Sich selbst wahrnehmen
Umgekehrt wird aber ungleich weniger darüber geredet, wie man grenzüberschreitendes Verhalten bei heranwachsenden Buben gar nicht erst entstehen lässt. „Es gibt absolut den blinden Fleck des Verursacherprinzips“, sagt dazu auch Bissuti.
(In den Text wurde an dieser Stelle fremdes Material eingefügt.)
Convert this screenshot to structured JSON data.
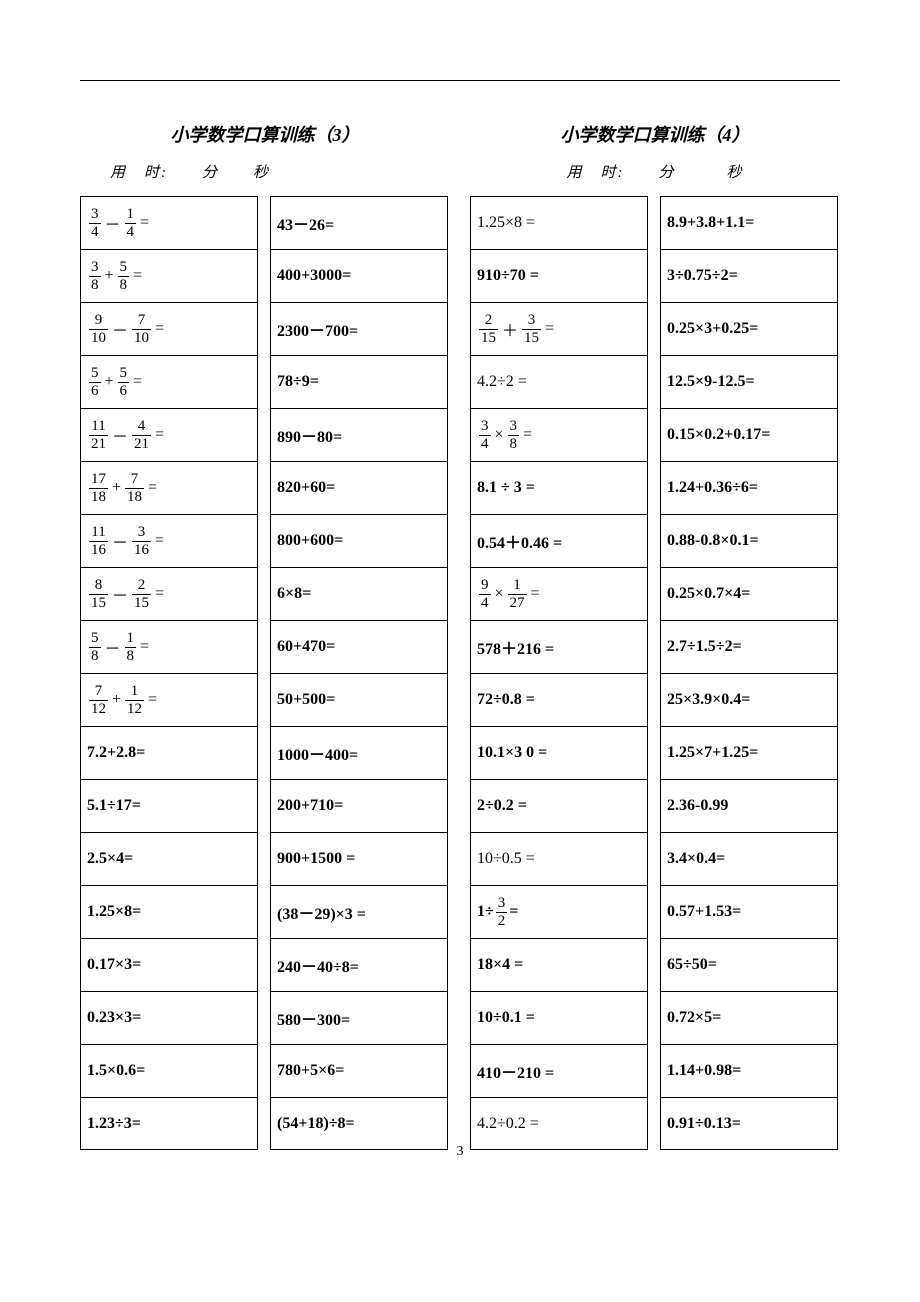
{
  "page_number": "3",
  "sheets": [
    {
      "title": "小学数学口算训练（3）",
      "subtitle": "用　时:　　分　　秒",
      "subtitle_class": "sub-left",
      "colA": [
        {
          "type": "frac",
          "parts": [
            [
              "3",
              "4"
            ],
            "－",
            [
              "1",
              "4"
            ],
            "="
          ]
        },
        {
          "type": "frac",
          "parts": [
            [
              "3",
              "8"
            ],
            "+",
            [
              "5",
              "8"
            ],
            "="
          ]
        },
        {
          "type": "frac",
          "parts": [
            [
              "9",
              "10"
            ],
            "－",
            [
              "7",
              "10"
            ],
            "="
          ]
        },
        {
          "type": "frac",
          "parts": [
            [
              "5",
              "6"
            ],
            "+",
            [
              "5",
              "6"
            ],
            "="
          ]
        },
        {
          "type": "frac",
          "parts": [
            [
              "11",
              "21"
            ],
            "－",
            [
              "4",
              "21"
            ],
            "="
          ]
        },
        {
          "type": "frac",
          "parts": [
            [
              "17",
              "18"
            ],
            "+",
            [
              "7",
              "18"
            ],
            "="
          ]
        },
        {
          "type": "frac",
          "parts": [
            [
              "11",
              "16"
            ],
            "－",
            [
              "3",
              "16"
            ],
            "="
          ]
        },
        {
          "type": "frac",
          "parts": [
            [
              "8",
              "15"
            ],
            "－",
            [
              "2",
              "15"
            ],
            "="
          ]
        },
        {
          "type": "frac",
          "parts": [
            [
              "5",
              "8"
            ],
            "－",
            [
              "1",
              "8"
            ],
            "="
          ]
        },
        {
          "type": "frac",
          "parts": [
            [
              "7",
              "12"
            ],
            "+",
            [
              "1",
              "12"
            ],
            "="
          ]
        },
        {
          "type": "text",
          "value": "7.2+2.8="
        },
        {
          "type": "text",
          "value": "5.1÷17="
        },
        {
          "type": "text",
          "value": "2.5×4="
        },
        {
          "type": "text",
          "value": "1.25×8="
        },
        {
          "type": "text",
          "value": "0.17×3="
        },
        {
          "type": "text",
          "value": "0.23×3="
        },
        {
          "type": "text",
          "value": "1.5×0.6="
        },
        {
          "type": "text",
          "value": "1.23÷3="
        }
      ],
      "colB": [
        {
          "type": "text",
          "value": "43－26="
        },
        {
          "type": "text",
          "value": "400+3000="
        },
        {
          "type": "text",
          "value": "2300－700="
        },
        {
          "type": "text",
          "value": "78÷9="
        },
        {
          "type": "text",
          "value": "890－80="
        },
        {
          "type": "text",
          "value": "820+60="
        },
        {
          "type": "text",
          "value": "800+600="
        },
        {
          "type": "text",
          "value": "6×8="
        },
        {
          "type": "text",
          "value": "60+470="
        },
        {
          "type": "text",
          "value": "50+500="
        },
        {
          "type": "text",
          "value": "1000－400="
        },
        {
          "type": "text",
          "value": "200+710="
        },
        {
          "type": "text",
          "value": "900+1500 ="
        },
        {
          "type": "text",
          "value": "(38－29)×3 ="
        },
        {
          "type": "text",
          "value": "240－40÷8="
        },
        {
          "type": "text",
          "value": "580－300="
        },
        {
          "type": "text",
          "value": "780+5×6="
        },
        {
          "type": "text",
          "value": "(54+18)÷8="
        }
      ]
    },
    {
      "title": "小学数学口算训练（4）",
      "subtitle": "用　时:　　分　　　秒",
      "subtitle_class": "sub-right",
      "colA": [
        {
          "type": "normal",
          "value": "1.25×8 ="
        },
        {
          "type": "text",
          "value": "910÷70 ="
        },
        {
          "type": "frac",
          "parts": [
            [
              "2",
              "15"
            ],
            "＋",
            [
              "3",
              "15"
            ],
            " ="
          ]
        },
        {
          "type": "normal",
          "value": "4.2÷2 ="
        },
        {
          "type": "frac",
          "parts": [
            [
              "3",
              "4"
            ],
            "×",
            [
              "3",
              "8"
            ],
            "="
          ]
        },
        {
          "type": "text",
          "value": "8.1 ÷ 3   ="
        },
        {
          "type": "text",
          "value": "0.54＋0.46 ="
        },
        {
          "type": "frac",
          "parts": [
            [
              "9",
              "4"
            ],
            "×",
            [
              "1",
              "27"
            ],
            "="
          ]
        },
        {
          "type": "text",
          "value": "578＋216 ="
        },
        {
          "type": "text",
          "value": "72÷0.8 ="
        },
        {
          "type": "text",
          "value": "10.1×3 0 ="
        },
        {
          "type": "text",
          "value": "2÷0.2 ="
        },
        {
          "type": "normal",
          "value": "10÷0.5 ="
        },
        {
          "type": "mixedfrac",
          "pre": "1÷",
          "frac": [
            "3",
            "2"
          ],
          "post": " ="
        },
        {
          "type": "text",
          "value": "18×4 ="
        },
        {
          "type": "text",
          "value": "10÷0.1 ="
        },
        {
          "type": "text",
          "value": "410－210 ="
        },
        {
          "type": "normal",
          "value": "4.2÷0.2 ="
        }
      ],
      "colB": [
        {
          "type": "text",
          "value": "8.9+3.8+1.1="
        },
        {
          "type": "mixed",
          "value": "3÷0.75÷2="
        },
        {
          "type": "mixed",
          "value": "0.25×3+0.25="
        },
        {
          "type": "mixed",
          "value": "12.5×9-12.5="
        },
        {
          "type": "mixed",
          "value": "0.15×0.2+0.17="
        },
        {
          "type": "text",
          "value": "1.24+0.36÷6="
        },
        {
          "type": "mixed",
          "value": "0.88-0.8×0.1="
        },
        {
          "type": "mixed",
          "value": "0.25×0.7×4="
        },
        {
          "type": "mixed",
          "value": "2.7÷1.5÷2="
        },
        {
          "type": "mixed",
          "value": "25×3.9×0.4="
        },
        {
          "type": "mixed",
          "value": "1.25×7+1.25="
        },
        {
          "type": "text",
          "value": "2.36-0.99"
        },
        {
          "type": "mixed",
          "value": "3.4×0.4="
        },
        {
          "type": "text",
          "value": "0.57+1.53="
        },
        {
          "type": "text",
          "value": "65÷50="
        },
        {
          "type": "text",
          "value": "0.72×5="
        },
        {
          "type": "text",
          "value": "1.14+0.98="
        },
        {
          "type": "mixed",
          "value": "0.91÷0.13="
        }
      ]
    }
  ]
}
Genau da müsse man ansetzen, sagt der Experte, und das schon im Kindesalter. „Wir müssen Buben beibringen, sich selber wahrzunehmen. Wenn sie verstehen, wie weh das tut, wenn man unter Druck gesetzt, beleidigt, ungerecht behandelt wird und anderes mehr, dann haben wir eine größere Wahrscheinlichkeit, dass sie erkennen, dass es auch für die Mädchen unfair ist, wenn sie geschlagen werden, wenn sie begrapscht werden, oder böse Worte hören.“
Väter haben Vorbildwirkung
Dabei gehe es auch um die Einstellungswelten der heranwachsenden Buben. Beim Kampf gegen Alltagssexismus sind gerade Väter sehr wichtige Vorbilder, sagt Bissuti. Sie sind es, die eine fürsorgende Männlichkeit vorleben, eine gleichberechtigte Beziehung auf Augenhöhe, bei der es ganz normal sei, dass der Papa kocht, abwäscht oder bei den Hausaufgaben hilft.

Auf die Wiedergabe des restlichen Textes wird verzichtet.